Paul & Brenda's Page

Nesco Picnic Sets

Nesco is a long-established kitchenware and implement producer going back to W-II days.   During research on Car Snacs, we'd occasionally run across these Nescos and looked into their history.  While not usually associated with vintage cars, they seem to be equally interesting.  

Nescos may have been on the market at the same time as Car Snacs and Picni-Tables but stayed with the basic tin picnic-basket shape.   A plaid Nesco picnic set is seen below:


At this point, little is known about this product.  If not all, some had hinged lids. The above photo proves that they were in the competitive "plaid" market for picnicware of the 1950's and 1960's but does not specifically date the product.  The weakest part of these products are the metal handles.  After looking at dozens of examples, those that had been packed heavily in the past also had distorted handles from the weight.   

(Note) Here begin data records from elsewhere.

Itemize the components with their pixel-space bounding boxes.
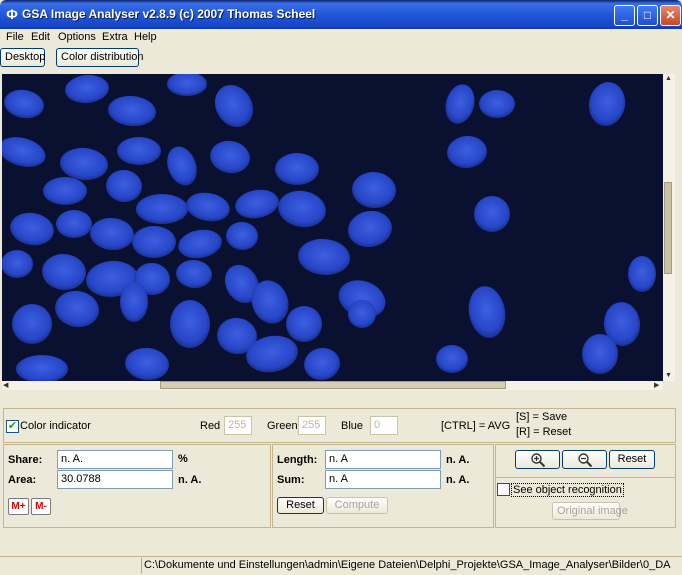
menu-options[interactable]: Options xyxy=(58,31,96,43)
sum-label: Sum: xyxy=(277,474,305,486)
blue-value-field: 0 xyxy=(370,416,398,435)
cell-nucleus xyxy=(474,196,510,232)
share-unit: % xyxy=(178,453,188,465)
color-indicator-checkbox[interactable]: ✔ xyxy=(6,420,19,433)
cell-nucleus xyxy=(479,90,515,118)
maximize-button[interactable]: □ xyxy=(637,5,658,26)
cell-nucleus xyxy=(348,300,376,328)
zoom-out-button[interactable] xyxy=(562,450,607,469)
object-recognition-checkbox[interactable] xyxy=(497,483,510,496)
menu-bar: File Edit Options Extra Help xyxy=(0,29,682,46)
green-value-field: 255 xyxy=(298,416,326,435)
color-indicator-panel xyxy=(3,408,676,443)
cell-nucleus xyxy=(628,256,656,292)
red-value-field: 255 xyxy=(224,416,252,435)
length-label: Length: xyxy=(277,454,318,466)
cell-nucleus xyxy=(43,177,87,205)
cell-nucleus xyxy=(286,306,322,342)
cell-nucleus xyxy=(136,194,188,224)
reset-hint: [R] = Reset xyxy=(516,426,572,438)
length-reset-button[interactable]: Reset xyxy=(277,497,324,514)
menu-extra[interactable]: Extra xyxy=(102,31,128,43)
window-title: GSA Image Analyser v2.8.9 (c) 2007 Thoma… xyxy=(22,7,316,21)
length-field[interactable]: n. A xyxy=(325,450,441,469)
zoom-panel-divider xyxy=(495,477,676,478)
image-viewport[interactable] xyxy=(2,74,663,381)
close-button[interactable]: ✕ xyxy=(660,5,681,26)
vertical-scroll-thumb[interactable] xyxy=(664,182,672,274)
app-icon: Φ xyxy=(6,6,18,22)
zoom-out-icon xyxy=(577,453,592,468)
share-label: Share: xyxy=(8,454,43,466)
ctrl-avg-hint: [CTRL] = AVG xyxy=(441,420,511,432)
zoom-in-button[interactable] xyxy=(515,450,560,469)
memory-minus-button[interactable]: M- xyxy=(31,498,51,515)
menu-help[interactable]: Help xyxy=(134,31,157,43)
green-label: Green xyxy=(267,420,298,432)
sum-field[interactable]: n. A xyxy=(325,470,441,489)
share-field[interactable]: n. A. xyxy=(57,450,173,469)
area-field[interactable]: 30.0788 xyxy=(57,470,173,489)
horizontal-scroll-thumb[interactable] xyxy=(160,381,506,389)
color-distribution-button[interactable]: Color distribution xyxy=(56,48,144,67)
scroll-right-icon[interactable]: ▶ xyxy=(654,382,659,390)
cell-nucleus xyxy=(582,334,618,374)
app-window: Φ GSA Image Analyser v2.8.9 (c) 2007 Tho… xyxy=(0,0,682,575)
zoom-in-icon xyxy=(530,453,545,468)
minimize-button[interactable]: _ xyxy=(614,5,635,26)
cell-nucleus xyxy=(275,153,319,185)
object-recognition-label[interactable]: See object recognition xyxy=(511,483,624,497)
desktop-button[interactable]: Desktop xyxy=(0,48,45,67)
original-image-button: Original image xyxy=(552,502,628,520)
microscopy-image xyxy=(2,74,663,381)
cell-nucleus xyxy=(170,300,210,348)
zoom-reset-button[interactable]: Reset xyxy=(609,450,655,469)
scroll-down-icon[interactable]: ▼ xyxy=(665,372,672,380)
color-indicator-label: Color indicator xyxy=(20,420,91,432)
cell-nucleus xyxy=(117,137,161,165)
cell-nucleus xyxy=(120,282,148,322)
cell-nucleus xyxy=(56,210,92,238)
cell-nucleus xyxy=(2,250,33,278)
length-unit: n. A. xyxy=(446,454,470,466)
title-bar[interactable]: Φ GSA Image Analyser v2.8.9 (c) 2007 Tho… xyxy=(0,0,682,29)
blue-label: Blue xyxy=(341,420,364,432)
scroll-left-icon[interactable]: ◀ xyxy=(3,382,8,390)
menu-edit[interactable]: Edit xyxy=(31,31,50,43)
compute-button: Compute xyxy=(326,497,388,514)
area-unit: n. A. xyxy=(178,474,202,486)
red-label: Red xyxy=(200,420,221,432)
cell-nucleus xyxy=(12,304,52,344)
save-hint: [S] = Save xyxy=(516,411,568,423)
memory-plus-button[interactable]: M+ xyxy=(8,498,29,515)
menu-file[interactable]: File xyxy=(6,31,24,43)
status-file-path: C:\Dokumente und Einstellungen\admin\Eig… xyxy=(141,558,671,573)
sum-unit: n. A. xyxy=(446,474,470,486)
cell-nucleus xyxy=(132,226,176,258)
cell-nucleus xyxy=(436,345,468,373)
area-label: Area: xyxy=(8,474,37,486)
scroll-up-icon[interactable]: ▲ xyxy=(665,75,672,83)
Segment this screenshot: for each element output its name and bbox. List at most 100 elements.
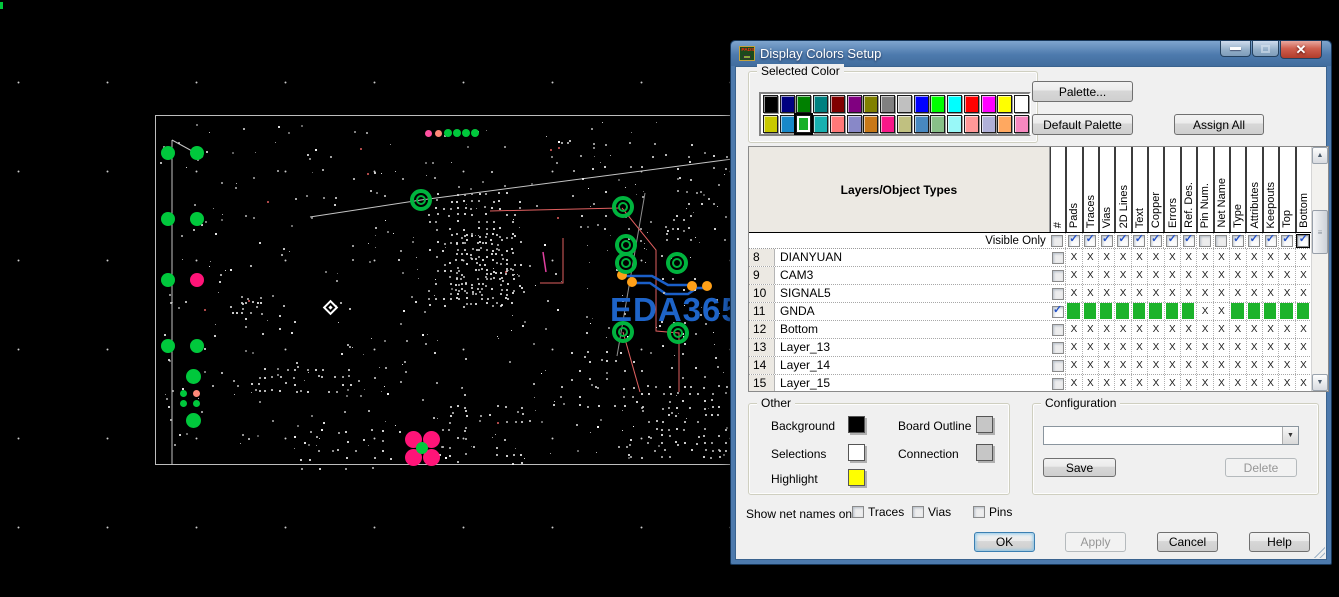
- table-row[interactable]: 13Layer_13XXXXXXXXXXXXXXX: [749, 339, 1312, 357]
- color-assignment-cell[interactable]: X: [1230, 357, 1246, 374]
- color-assignment-cell[interactable]: X: [1247, 321, 1263, 338]
- palette-swatch[interactable]: [880, 115, 895, 133]
- color-assignment-cell[interactable]: X: [1165, 321, 1181, 338]
- palette-swatch[interactable]: [780, 95, 795, 113]
- palette-swatch[interactable]: [914, 95, 929, 113]
- layer-name[interactable]: GNDA: [775, 303, 1050, 320]
- visible-only-checkbox[interactable]: [1068, 235, 1080, 247]
- color-assignment-cell[interactable]: X: [1197, 249, 1213, 266]
- color-assignment-cell[interactable]: [1296, 303, 1312, 320]
- color-assignment-cell[interactable]: X: [1181, 285, 1197, 302]
- palette-swatch[interactable]: [897, 95, 912, 113]
- color-assignment-cell[interactable]: X: [1148, 285, 1164, 302]
- visible-only-checkbox[interactable]: [1215, 235, 1227, 247]
- scroll-down-icon[interactable]: ▼: [1312, 374, 1328, 391]
- palette-swatch[interactable]: [763, 95, 778, 113]
- color-assignment-cell[interactable]: X: [1083, 285, 1099, 302]
- color-assignment-cell[interactable]: X: [1263, 321, 1279, 338]
- board-outline-color-swatch[interactable]: [976, 416, 993, 433]
- palette-swatch[interactable]: [981, 115, 996, 133]
- color-assignment-cell[interactable]: X: [1279, 357, 1295, 374]
- visible-only-checkbox[interactable]: [1183, 235, 1195, 247]
- palette-button[interactable]: Palette...: [1032, 81, 1133, 102]
- scroll-up-icon[interactable]: ▲: [1312, 147, 1328, 164]
- visible-only-checkbox[interactable]: [1281, 235, 1293, 247]
- color-assignment-cell[interactable]: X: [1115, 249, 1131, 266]
- color-assignment-cell[interactable]: X: [1247, 267, 1263, 284]
- color-assignment-cell[interactable]: X: [1148, 267, 1164, 284]
- visible-only-checkbox[interactable]: [1150, 235, 1162, 247]
- color-assignment-cell[interactable]: X: [1247, 357, 1263, 374]
- color-assignment-cell[interactable]: [1148, 303, 1164, 320]
- color-assignment-cell[interactable]: X: [1115, 267, 1131, 284]
- color-assignment-cell[interactable]: X: [1197, 285, 1213, 302]
- layer-name[interactable]: DIANYUAN: [775, 249, 1050, 266]
- palette-swatch[interactable]: [1014, 115, 1029, 133]
- color-assignment-cell[interactable]: [1279, 303, 1295, 320]
- color-assignment-cell[interactable]: X: [1099, 249, 1115, 266]
- layer-checkbox[interactable]: [1052, 342, 1064, 354]
- layer-checkbox[interactable]: [1052, 360, 1064, 372]
- color-assignment-cell[interactable]: [1263, 303, 1279, 320]
- layer-name[interactable]: SIGNAL5: [775, 285, 1050, 302]
- layer-checkbox[interactable]: [1052, 270, 1064, 282]
- color-assignment-cell[interactable]: X: [1279, 285, 1295, 302]
- visible-only-checkbox[interactable]: [1166, 235, 1178, 247]
- color-assignment-cell[interactable]: X: [1066, 285, 1082, 302]
- color-assignment-cell[interactable]: X: [1247, 375, 1263, 391]
- visible-only-checkbox[interactable]: [1297, 235, 1309, 247]
- color-assignment-cell[interactable]: X: [1115, 285, 1131, 302]
- color-assignment-cell[interactable]: X: [1247, 249, 1263, 266]
- color-assignment-cell[interactable]: [1066, 303, 1082, 320]
- color-assignment-cell[interactable]: X: [1148, 357, 1164, 374]
- palette-swatch[interactable]: [947, 95, 962, 113]
- table-row[interactable]: 8DIANYUANXXXXXXXXXXXXXXX: [749, 249, 1312, 267]
- visible-only-checkbox[interactable]: [1084, 235, 1096, 247]
- layer-name[interactable]: CAM3: [775, 267, 1050, 284]
- color-assignment-cell[interactable]: X: [1296, 321, 1312, 338]
- cancel-button[interactable]: Cancel: [1157, 532, 1218, 552]
- color-assignment-cell[interactable]: X: [1296, 249, 1312, 266]
- default-palette-button[interactable]: Default Palette: [1032, 114, 1133, 135]
- palette-swatch[interactable]: [914, 115, 929, 133]
- color-assignment-cell[interactable]: X: [1099, 321, 1115, 338]
- color-assignment-cell[interactable]: X: [1214, 375, 1230, 391]
- color-assignment-cell[interactable]: X: [1165, 267, 1181, 284]
- color-assignment-cell[interactable]: X: [1279, 267, 1295, 284]
- table-scrollbar[interactable]: ▲ ≡ ▼: [1311, 147, 1328, 391]
- color-assignment-cell[interactable]: X: [1165, 285, 1181, 302]
- color-assignment-cell[interactable]: X: [1181, 321, 1197, 338]
- color-assignment-cell[interactable]: X: [1066, 375, 1082, 391]
- color-assignment-cell[interactable]: X: [1083, 375, 1099, 391]
- color-assignment-cell[interactable]: X: [1197, 357, 1213, 374]
- color-assignment-cell[interactable]: [1247, 303, 1263, 320]
- color-assignment-cell[interactable]: X: [1263, 357, 1279, 374]
- color-assignment-cell[interactable]: X: [1296, 267, 1312, 284]
- color-assignment-cell[interactable]: X: [1132, 357, 1148, 374]
- palette-swatch[interactable]: [847, 115, 862, 133]
- color-assignment-cell[interactable]: X: [1247, 339, 1263, 356]
- visible-only-checkbox[interactable]: [1133, 235, 1145, 247]
- color-assignment-cell[interactable]: X: [1296, 375, 1312, 391]
- visible-only-checkbox[interactable]: [1117, 235, 1129, 247]
- table-row[interactable]: 15Layer_15XXXXXXXXXXXXXXX: [749, 375, 1312, 391]
- color-assignment-cell[interactable]: X: [1197, 321, 1213, 338]
- palette-swatch[interactable]: [997, 115, 1012, 133]
- color-assignment-cell[interactable]: X: [1165, 375, 1181, 391]
- color-assignment-cell[interactable]: X: [1230, 321, 1246, 338]
- color-assignment-cell[interactable]: X: [1214, 321, 1230, 338]
- color-assignment-cell[interactable]: X: [1181, 249, 1197, 266]
- color-assignment-cell[interactable]: X: [1230, 267, 1246, 284]
- palette-swatch[interactable]: [863, 95, 878, 113]
- color-assignment-cell[interactable]: X: [1148, 375, 1164, 391]
- layer-checkbox[interactable]: [1052, 306, 1064, 318]
- color-assignment-cell[interactable]: X: [1115, 339, 1131, 356]
- color-assignment-cell[interactable]: X: [1197, 303, 1213, 320]
- connection-color-swatch[interactable]: [976, 444, 993, 461]
- color-assignment-cell[interactable]: X: [1083, 321, 1099, 338]
- color-assignment-cell[interactable]: [1165, 303, 1181, 320]
- color-assignment-cell[interactable]: X: [1083, 267, 1099, 284]
- palette-swatch[interactable]: [930, 95, 945, 113]
- palette-swatch[interactable]: [947, 115, 962, 133]
- palette-swatch[interactable]: [780, 115, 795, 133]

Meanwhile, Nesco did do some things differently with their "Picnicryte, Coolryte and Grillryte" metal picnic products. While unconfirmed, the colors suggest that these may be mid-60's products going into the 70's. 


As a variation of the red plaid model seen above, Nesco began using the marketing term "ryte", as in doing it "right" on their products.  Because they appealed to a broader picnic market (don't forget the motorcycle/scooter crowd), they had some interesting variations for plaid.  Below is their bright yellow/black version that came in threee sizes.


The two preceeding pictures are a little misleading for proportion.  The cans are about 13" long but the container is only 6" or so high.  They are flatter and longer than a regular tin lunch box.  While not especially unique among tin picnicware so far, Nesco did do something special as seen in the next picture... they made a tin cooler (see below)!


The Coolryte is the same 13" width but is about 3" taller than the Picnicryte.  The sides and top are insulated and there is a metal inside shelf.  Gotham didn't provide cooling to their sets although Hamilton Skotch had large, plaid buckets seperate.


Further research shows that the "ryte" products were companion pieces although sold seperately.  Here's a vintge ad for these products.



I only recently discovered that there was a Grillryte product added to the product line.  They seem to be quite rare.  Here's one below:

As for vintage car applications, Nescos haven't made the connection yet based on my experience but are fine examples of 50's - 70's (maybe) picnicware.  As we find out more, we'll add information.